Inside Selleck’s Woods Nature Preserve in Darien stands an American chestnut tree with long, oval leaves that have a saw-like edge.
The tree is the only one of its kind in the entire town, according to Darien resident Jimmy Ma.
Ma, who is on the board of the Tree Conservancy of Darien, recently published a book called Tree & Shrub Species in the Darien Area.
The 248-page book, which identifies 235 species of trees and shrub in town, was based solely on Ma’s own research.
For the past four years, Ma — along with his Nikon camera and a detailed map of Darien — walked or rode his bicycle through nearly every open area in town.
He, alone, covered every park, school, church, cemetery, golf course, nature preserve, interstate highway, and more.
Along his travels, he studied the characteristics of every tree and shrub he came across.
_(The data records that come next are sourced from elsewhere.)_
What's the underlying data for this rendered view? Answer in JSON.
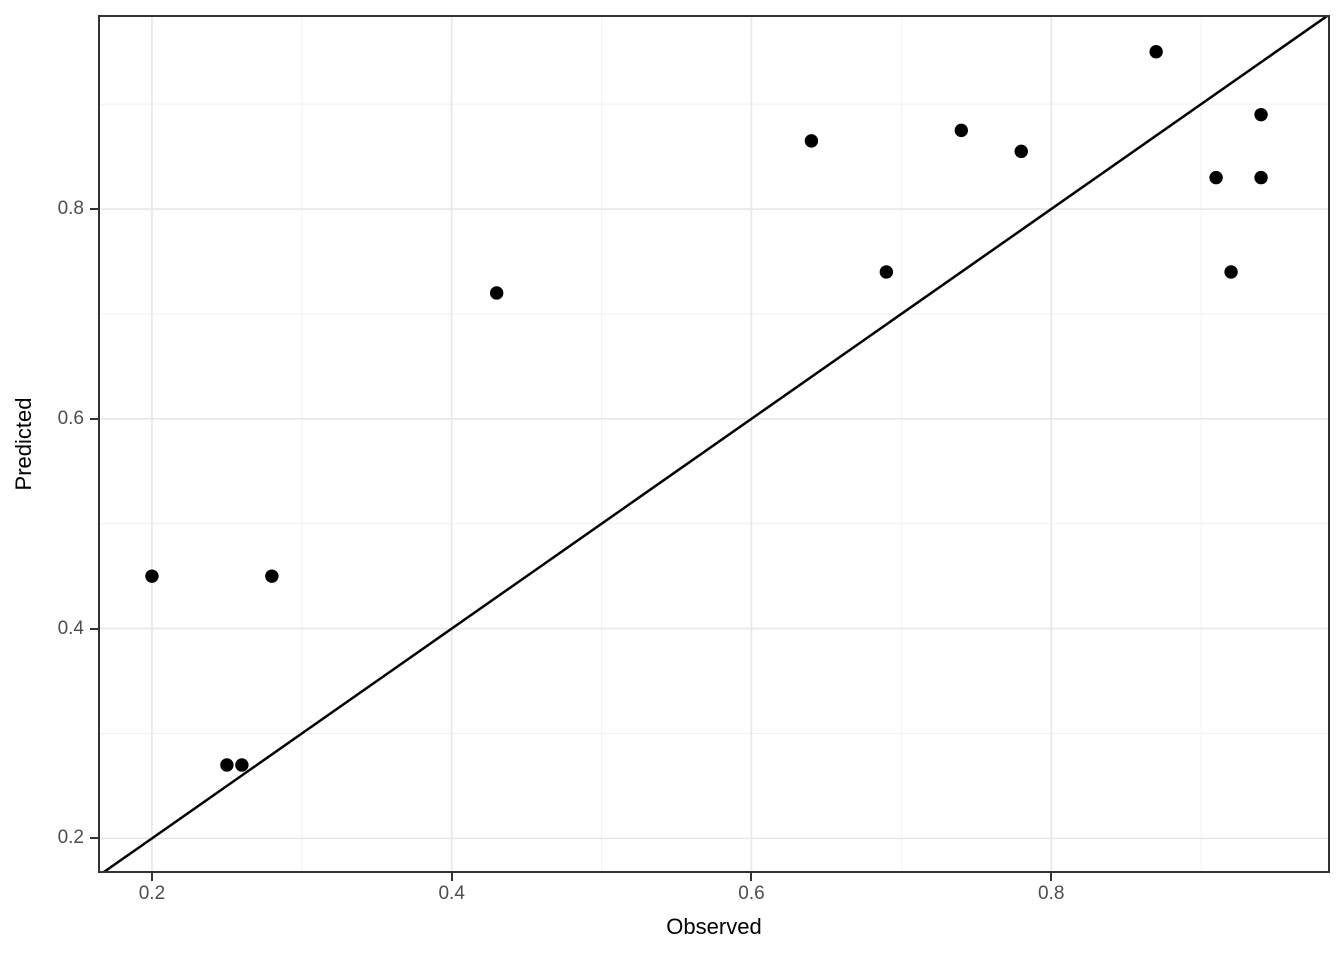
{
  "figure": {
    "background": "#FFFFFF"
  },
  "chart_data": {
    "type": "scatter",
    "title": "",
    "xlabel": "Observed",
    "ylabel": "Predicted",
    "xlim": [
      0.164,
      0.986
    ],
    "ylim": [
      0.167,
      0.985
    ],
    "x_ticks": [
      0.2,
      0.4,
      0.6,
      0.8
    ],
    "x_tick_labels": [
      "0.2",
      "0.4",
      "0.6",
      "0.8"
    ],
    "y_ticks": [
      0.2,
      0.4,
      0.6,
      0.8
    ],
    "y_tick_labels": [
      "0.2",
      "0.4",
      "0.6",
      "0.8"
    ],
    "x_minor_breaks": [
      0.3,
      0.5,
      0.7,
      0.9
    ],
    "y_minor_breaks": [
      0.3,
      0.5,
      0.7,
      0.9
    ],
    "grid": "major+minor",
    "legend": "none",
    "points": [
      {
        "x": 0.2,
        "y": 0.45
      },
      {
        "x": 0.25,
        "y": 0.27
      },
      {
        "x": 0.26,
        "y": 0.27
      },
      {
        "x": 0.28,
        "y": 0.45
      },
      {
        "x": 0.43,
        "y": 0.72
      },
      {
        "x": 0.64,
        "y": 0.865
      },
      {
        "x": 0.69,
        "y": 0.74
      },
      {
        "x": 0.74,
        "y": 0.875
      },
      {
        "x": 0.78,
        "y": 0.855
      },
      {
        "x": 0.87,
        "y": 0.95
      },
      {
        "x": 0.91,
        "y": 0.83
      },
      {
        "x": 0.92,
        "y": 0.74
      },
      {
        "x": 0.94,
        "y": 0.89
      },
      {
        "x": 0.94,
        "y": 0.83
      }
    ],
    "reference_line": {
      "type": "identity",
      "slope": 1,
      "intercept": 0
    }
  },
  "style": {
    "point_color": "#000000",
    "reference_line_color": "#000000",
    "grid_major_color": "#E7E7E7",
    "grid_minor_color": "#F1F1F1",
    "panel_border_color": "#333333",
    "tick_color": "#333333",
    "tick_label_color": "#4D4D4D",
    "axis_title_color": "#000000",
    "panel_background": "#FFFFFF"
  }
}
He would take home leaves from the trees or, if they were too high to reach, he photographed them.
He would then try to identify them in a manual of landscape plants that he had at home.
On evenings, weekends and holidays, and through every season, Ma traveled all around town.
Ma said not only has he "identified the species of trees and shrubs in Darien, but “I’m confident that I have also identified many in surrounding towns and cities as well.”
Each page of the book contains a detailed description of a tree or shrub, as well as more than 700 color photographs of the tree, its leaves, flowers or fruit it produces.
Ma said his book details 95% of the trees and shrubs in town.
Ma, who emigrated to the U.S. from Beijing, China, in 1992, is a chemist at Henkel USA, a cosmetic business. He has bachelor’s and master’s degrees in chemistry.
Research
Ma’s research involved walking and riding his bike through the entire 600 acres of the three country clubs in town — Woodway, Wee Burn, and the Country Club of Darien.
He initially had trouble gaining access to them.
“I was rejected since it’s private property,” Ma said. “I had to go back a couple of times until I finally got permission to enter, from management.”
Once they learned what he was doing, Wee Burn Country Club assigned a driver and golf car to Ma, “so I could stop anywhere to see the trees, and take pictures,” he said.
While there were some trees and shrubs Ma was able to quickly identify, others took much longer.
One, a button bush, took eight months. This bush has tiny, fragrant white flowers. The flower heads mature into hard, ball-like fruits.
“I first found the leaf (at Baker Park on Noroton Avenue), but I couldn't find a match in the textbook,” Ma said. “I went back every month to find the flower. I knew that if I miss it, I would have to wait another year for the flower to come out.”
On another occasion, Ma spotted a type of tree that he had never seen before.
“I walked all around and saw other trees near it, but this one had different leaves,” he said.
He took a leaf home, checked his manual and learned it was from an American chestnut tree.
“The American chestnut disappeared 100 years ago when a fungus disease destroyed all of them,” Ma said.
Yet, their root is still alive, according to Ma. “This is one of the ways they have survived.”
“They are a very rare, native tree,” he added.
He said those who are interested in the book can send him an email at jmazotos@gmail.com.
He gave his book to Darien High School’s environmental science department and plans to donate it to the Darien Nature Center.
“I enjoyed doing this research,” Ma said. “It’s peaceful and relaxing when you out there, by yourself.”
He added that he loves the fact that that there are so many trees in Darien. “Trees are beautiful,” Ma said. “They are part of the circle of life.”